In the case of uncertainty (such as gambling on a horse race), you may still be able to make some judgments, such as, "Horse A is more likely to win than Horse B," despite not being able to identify exact probabilities. That is, you're not necessarily completely in the dark regarding the probability of each outcome. In fact, depending on the assumptions you're willing to make, it is possible to use an individual's preferences over uncertain gambles to derive their subjective probabilities for each outcome (see L.J. Savage's The Foundations of Statistics (1954)). That is, theoretically you can present an individual with different possible gambles on the horse race and, using their preferred choice in each of the gambles, back out the probability they implicitly assign to each outcome. In the extreme scenario in which an individual is completely agnostic regarding the relative likelihood of all events, they will always prefer the bet that pays more (irrespective of which event the payout is contingent upon), and their preferences over gambles will imply a uniform distribution over all possible outcomes.

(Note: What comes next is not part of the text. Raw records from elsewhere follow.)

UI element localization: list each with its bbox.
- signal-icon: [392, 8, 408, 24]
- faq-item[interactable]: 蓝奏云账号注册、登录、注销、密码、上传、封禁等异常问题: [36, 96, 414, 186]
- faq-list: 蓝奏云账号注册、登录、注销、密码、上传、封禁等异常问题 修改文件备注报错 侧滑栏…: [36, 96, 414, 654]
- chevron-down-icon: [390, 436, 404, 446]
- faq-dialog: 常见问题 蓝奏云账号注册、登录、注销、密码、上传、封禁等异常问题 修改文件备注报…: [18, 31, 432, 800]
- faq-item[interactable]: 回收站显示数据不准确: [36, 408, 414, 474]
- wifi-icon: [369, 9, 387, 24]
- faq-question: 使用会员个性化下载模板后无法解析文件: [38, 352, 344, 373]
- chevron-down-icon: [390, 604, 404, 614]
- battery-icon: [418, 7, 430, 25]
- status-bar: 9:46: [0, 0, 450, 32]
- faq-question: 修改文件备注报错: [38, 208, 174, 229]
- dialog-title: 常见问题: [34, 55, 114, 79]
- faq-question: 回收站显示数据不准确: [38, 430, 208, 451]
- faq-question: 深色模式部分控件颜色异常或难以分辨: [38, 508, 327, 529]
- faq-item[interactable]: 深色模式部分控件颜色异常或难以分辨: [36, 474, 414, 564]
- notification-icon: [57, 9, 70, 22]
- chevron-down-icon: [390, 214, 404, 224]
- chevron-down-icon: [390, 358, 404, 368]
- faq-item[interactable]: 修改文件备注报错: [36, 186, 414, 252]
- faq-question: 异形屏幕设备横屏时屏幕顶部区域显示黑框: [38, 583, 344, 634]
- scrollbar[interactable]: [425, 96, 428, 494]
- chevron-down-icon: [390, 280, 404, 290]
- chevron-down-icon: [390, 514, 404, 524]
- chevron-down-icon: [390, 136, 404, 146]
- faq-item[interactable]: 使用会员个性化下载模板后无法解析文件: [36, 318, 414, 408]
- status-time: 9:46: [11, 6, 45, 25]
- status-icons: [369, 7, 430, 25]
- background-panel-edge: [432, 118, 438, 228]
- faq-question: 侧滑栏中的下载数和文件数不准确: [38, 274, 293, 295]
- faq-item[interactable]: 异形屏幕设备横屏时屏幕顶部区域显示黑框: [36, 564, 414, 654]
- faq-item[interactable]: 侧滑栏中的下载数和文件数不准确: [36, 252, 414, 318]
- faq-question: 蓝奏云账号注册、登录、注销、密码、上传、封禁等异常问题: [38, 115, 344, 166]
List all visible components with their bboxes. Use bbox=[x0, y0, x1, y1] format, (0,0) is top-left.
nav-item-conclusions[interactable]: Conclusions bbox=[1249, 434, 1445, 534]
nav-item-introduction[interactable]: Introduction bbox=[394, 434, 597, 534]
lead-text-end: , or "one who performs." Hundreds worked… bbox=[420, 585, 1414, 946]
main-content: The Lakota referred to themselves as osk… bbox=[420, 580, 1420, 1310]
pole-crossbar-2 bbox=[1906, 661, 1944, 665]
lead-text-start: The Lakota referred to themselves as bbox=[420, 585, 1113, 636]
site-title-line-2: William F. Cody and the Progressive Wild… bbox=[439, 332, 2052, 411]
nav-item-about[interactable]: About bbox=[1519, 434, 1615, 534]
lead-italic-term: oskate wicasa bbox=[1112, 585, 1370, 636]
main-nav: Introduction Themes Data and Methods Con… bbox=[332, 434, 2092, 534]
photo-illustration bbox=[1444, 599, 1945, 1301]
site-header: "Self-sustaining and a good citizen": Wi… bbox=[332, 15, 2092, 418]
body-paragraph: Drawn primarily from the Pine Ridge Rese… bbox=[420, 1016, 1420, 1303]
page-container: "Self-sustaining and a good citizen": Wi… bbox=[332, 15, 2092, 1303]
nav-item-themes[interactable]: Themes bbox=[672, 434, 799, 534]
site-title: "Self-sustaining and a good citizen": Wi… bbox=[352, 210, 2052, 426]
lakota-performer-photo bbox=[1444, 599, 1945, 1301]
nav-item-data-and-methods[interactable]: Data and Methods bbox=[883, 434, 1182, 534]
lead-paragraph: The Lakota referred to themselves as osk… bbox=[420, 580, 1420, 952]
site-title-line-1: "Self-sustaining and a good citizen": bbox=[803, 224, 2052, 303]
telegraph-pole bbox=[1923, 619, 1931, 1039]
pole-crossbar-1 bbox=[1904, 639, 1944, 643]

It can be argued that, in the real world, all probabilities are subjective probabilities. For instance, in the example of the "fair" coin, the probabilities are only "known" because the coin is assumed to be "fair," which is equivalent to assuming that the odds of flipping heads or tails is 50-50. In reality, no coin will actually provide exactly 50-50 odds (beyond unavoidable imperfections in the construction of the coin, the odds will also depend on the method used to flip it, etc.). Thus, the concept of "known probabilities" is really only a theoretical idealization. And as a result, the distinction made between risk and uncertainty is really only a matter of degree. That is, risk refers to situations where we are relatively confident about the probabilities associated with each possible outcome (such as the flip of a coin), and uncertainty refers to situations where we are relatively unconfident about the probabilities associated with each possible outcome (such as a horse race).

In this formulation of risk and uncertainty all gambles exist on a spectrum, with certain probabilities on one end (representing risk) and completely uncertain probabilities on the other end (representing extreme uncertainty). Where we are on this spectrum is sometimes referred to as the level of ambiguity. That is, ambiguity measures the amount of uncertainty with respect to the true probabilities associated with each outcome. For a gamble on the flip of a coin, while we may never know the exact odds, we can be pretty confident that the odds are close to 50-50. Thus, there is little ambiguity associated with a gamble on the flip of a coin. However, for a gamble on a horse race, while we may have a general idea about which horses are most likely to win, we will typically have little confidence that our estimated probabilities accurately reflect the true probabilities (assuming we are even able to derive estimated probabilities). Therefore, a gamble on a horse race will embody much more ambiguity.

The extent to which an individual seeks to avoid ambiguity is sometimes referred to as ambiguity aversion.